Este texto reúne as principais falas do Webinar “Planejamento Estratégico para Impulsionar o Crescimento – O que aprendemos com o case da Acordo Certo”, que você também pode assistir na íntegra abaixo:
Participaram deste webinar: Eduardo Gouveia, mentor do Quintessa, investidor e conselheiro de startups, Fabiana Goulart, gestora do Quintessa e Dilson Sá, fundador e CEO da Acordo Certo. A fintech que desenvolveu uma tecnologia proprietária para melhorar a recuperação de crédito de consumidores inadimplentes chegou, em 2020, a 1 milhão de dívidas negociadas, triplicou o seu time e foi adquirida pela Boa Vista, uma das maiores empresas de recuperação de crédito.
Um bom planejamento estratégico tem 2 principais objetivos: é uma forma da empresa conseguir pensar no longo prazo e entender o que é prioridade; e é também uma forma de garantir esse alinhamento com todo o time, de que todos estejam seguindo na mesma direção.
Nos programas de aceleração do Quintessa, primeiro fazemos um diagnóstico para entender como a empresa está organizada nas suas frentes de gestão: analisamos o financeiro, gestão de pessoas, máquina de vendas, etc.
Quando entramos na Acordo Certo, nos deparamos com uma startup com um potencial gigantesco, que estava crescendo em um ritmo expressivo. De um mês para o outro o número de lideranças tinha dobrado, e muitas responsabilidades e mudanças estavam acontecendo.
Sabemos que uma premissa de sucesso para qualquer startup é atrair talentos-chave, e a Acordo Certo estava fazendo isso com muita facilidade. No entanto, contratar gente boa significa contratar gente com opinião própria, e nesse contexto de rápido crescimento, ficou muito nítida a necessidade de trazer mais robustez para o planejamento estratégico, garantindo que todos estavam caminhando para um mesmo norte.
Fizemos uma revisão de propósito, e utilizamos o OKR para delimitar quais seriam os objetivos para o próximo ciclo que nos aproximariam dessa visão.
A maioria dos empreendedores têm a impressão que planejamento estratégico é coisa de empresa grande. Afinal, essa impressão é correta? Empresas em estágio inicial não necessitam de um bom planejamento? O que muda para empresas em estágio inicial?

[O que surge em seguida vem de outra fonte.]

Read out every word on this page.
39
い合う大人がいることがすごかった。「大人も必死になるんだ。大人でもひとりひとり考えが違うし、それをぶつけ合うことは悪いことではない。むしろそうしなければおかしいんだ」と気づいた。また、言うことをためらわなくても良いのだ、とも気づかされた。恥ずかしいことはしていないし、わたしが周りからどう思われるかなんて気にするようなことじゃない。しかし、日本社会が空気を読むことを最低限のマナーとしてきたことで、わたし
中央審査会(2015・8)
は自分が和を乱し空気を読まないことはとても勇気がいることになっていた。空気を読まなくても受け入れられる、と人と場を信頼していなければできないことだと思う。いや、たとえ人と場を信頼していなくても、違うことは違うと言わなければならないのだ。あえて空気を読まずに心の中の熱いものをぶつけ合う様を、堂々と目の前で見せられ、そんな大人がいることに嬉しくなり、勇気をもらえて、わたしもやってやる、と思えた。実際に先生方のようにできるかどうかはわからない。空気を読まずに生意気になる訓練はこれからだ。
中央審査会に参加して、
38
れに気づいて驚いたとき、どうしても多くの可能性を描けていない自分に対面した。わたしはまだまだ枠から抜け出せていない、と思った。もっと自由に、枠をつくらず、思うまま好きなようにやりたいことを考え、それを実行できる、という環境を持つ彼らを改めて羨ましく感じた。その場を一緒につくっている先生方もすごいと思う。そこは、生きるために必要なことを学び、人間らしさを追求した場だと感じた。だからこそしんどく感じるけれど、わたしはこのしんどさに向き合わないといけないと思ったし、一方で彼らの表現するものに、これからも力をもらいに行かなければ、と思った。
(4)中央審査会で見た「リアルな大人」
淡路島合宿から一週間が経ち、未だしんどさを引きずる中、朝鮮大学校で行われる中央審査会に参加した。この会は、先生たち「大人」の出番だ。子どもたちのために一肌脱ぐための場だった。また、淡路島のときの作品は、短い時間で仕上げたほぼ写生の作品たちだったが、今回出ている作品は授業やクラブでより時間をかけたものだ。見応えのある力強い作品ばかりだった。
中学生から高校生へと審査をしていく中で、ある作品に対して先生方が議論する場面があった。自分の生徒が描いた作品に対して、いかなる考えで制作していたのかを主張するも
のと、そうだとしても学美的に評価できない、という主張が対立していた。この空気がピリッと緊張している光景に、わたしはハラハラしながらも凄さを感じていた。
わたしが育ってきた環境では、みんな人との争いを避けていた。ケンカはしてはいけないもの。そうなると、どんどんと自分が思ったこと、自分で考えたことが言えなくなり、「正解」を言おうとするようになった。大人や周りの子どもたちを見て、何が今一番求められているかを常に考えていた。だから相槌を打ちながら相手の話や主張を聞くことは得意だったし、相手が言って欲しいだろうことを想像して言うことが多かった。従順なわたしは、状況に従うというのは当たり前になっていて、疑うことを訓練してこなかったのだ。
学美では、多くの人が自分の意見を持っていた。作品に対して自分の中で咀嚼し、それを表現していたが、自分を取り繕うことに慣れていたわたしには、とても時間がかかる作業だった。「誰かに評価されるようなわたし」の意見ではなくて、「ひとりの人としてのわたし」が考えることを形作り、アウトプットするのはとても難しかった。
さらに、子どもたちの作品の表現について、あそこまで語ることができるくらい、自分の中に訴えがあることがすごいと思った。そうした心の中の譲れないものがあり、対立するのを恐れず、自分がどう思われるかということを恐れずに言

Eduardo Gouveia: Planejamento estratégico é sobre definir rumos e caminhos e alinhar todo mundo. Independente do tamanho e porte da empresa, você precisa ter norte, visão, missão e fazer todo mundo apontar para o mesmo lugar. Conforme a empresa vai crescendo, isso fica mais difícil e este “norte” vai se fragmentando.
Existem diferentes formas de fazer, e o principal benefício é olhar o longo prazo e direcionar todos para o mesmo caminho. Isso não significa que é uma rota fixa, é um apontamento e um olhar para onde você deve ir, e é normal que mude ao longo do tempo conforme o crescimento, e você vai fazendo revisões. Não importa o tamanho da empresa.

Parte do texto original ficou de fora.